Patrick Klas (41:25):
And so I think a lot of them, you know, there's conflict at work. People are people. And I think a lot of it will be about eliminating conflict and moving back to efficiency.
Yeah. I love it. I mean, I love remote work, uh, and I am a manager, but we have a small team and you know, it works for us. We're really efficient. I, everybody can pick up the phone and call me actually, uh, you know, for a five minute thing, not, we don't need a zoom call, but I get it like in larger organizations, you have a lot more of these challenges. So I do think we're going to this. I think remote's here to stay, but I think we're going to be in this hybrid situation. I, I agree with the thesis on the company, you mentioned, you know, office is going to be half the size and you're going to have rotating teams kind of come in and out, uh, Patrick great stuff. Is there anything that I didn't ask you that I should've asked you?
Patrick Klas (42:18):
No, I, I, I do think if, if people are interested in being an analyst at a venture capital fund, um, I do think it is a great stepping stone to doing hundreds of different things, whether that's being an analyst and then going operating from the portfolio. Uh, but my, my last thing would be, is it's never too early to start making a meaningful network. Uh, and the more you make, how do you make a meaningful network is going to look different for everyone, but it is going to become around this intentionality people, everyone that has been in work has been young. And so they, they know that how much courage it takes to write a really thoughtful email asking if you can go to coffee with someone or get 15 minutes on the phone to talk about their industry, cause you want to start a startup, but it's never too early to start being super intentional about the people that you want to be in your network and, and having that closely guarded.
Patrick Klas (43:11):
And a lot of that is going to be how you provide value to that person. And you might not have a lot of options, but the earlier you start and I didn't start early enough, the more it's going to pay off. And it's going to be about being intentional, genuine building trust and camaraderie with that person.
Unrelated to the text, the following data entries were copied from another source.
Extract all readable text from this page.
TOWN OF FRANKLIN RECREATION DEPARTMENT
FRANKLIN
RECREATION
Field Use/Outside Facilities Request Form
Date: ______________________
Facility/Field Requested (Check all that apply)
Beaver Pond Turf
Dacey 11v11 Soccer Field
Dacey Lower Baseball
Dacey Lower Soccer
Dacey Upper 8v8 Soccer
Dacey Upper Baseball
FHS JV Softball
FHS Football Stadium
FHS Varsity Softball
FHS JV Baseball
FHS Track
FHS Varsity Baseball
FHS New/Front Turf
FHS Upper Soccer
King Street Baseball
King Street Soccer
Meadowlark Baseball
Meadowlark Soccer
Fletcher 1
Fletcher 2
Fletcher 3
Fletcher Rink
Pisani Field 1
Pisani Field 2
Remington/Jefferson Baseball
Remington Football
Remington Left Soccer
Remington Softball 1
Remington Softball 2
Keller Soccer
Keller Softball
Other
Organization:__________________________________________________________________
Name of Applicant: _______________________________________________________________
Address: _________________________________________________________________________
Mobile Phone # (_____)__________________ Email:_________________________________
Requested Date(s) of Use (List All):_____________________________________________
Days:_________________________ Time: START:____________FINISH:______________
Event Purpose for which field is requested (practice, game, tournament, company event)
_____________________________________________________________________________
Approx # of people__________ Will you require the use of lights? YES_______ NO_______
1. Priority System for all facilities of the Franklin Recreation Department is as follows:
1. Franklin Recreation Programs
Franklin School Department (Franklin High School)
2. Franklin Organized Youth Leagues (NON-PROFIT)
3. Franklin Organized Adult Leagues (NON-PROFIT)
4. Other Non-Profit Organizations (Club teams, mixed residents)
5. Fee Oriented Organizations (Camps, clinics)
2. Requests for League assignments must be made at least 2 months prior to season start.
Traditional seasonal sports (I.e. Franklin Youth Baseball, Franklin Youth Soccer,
Awesome stuff. Um, where can people find you learn more about you or MGB? Yeah. Uh, Patrick Kloss, K L a S a.com takes me to my LinkedIn. You can always reach out to me there or, uh, mgb.vc, the venture fund or the InsureTech hour, uh, is if you want to come hear me, hopefully ask questions and not talk too much on Wednesdays at 4:30 at campus calling on clubhouse. Yeah. Drop in, drop in and say, hi, Patrick, this has been awesome, man. Thank you so much. Great to catch up. It's been too long. Let's do it again sometime.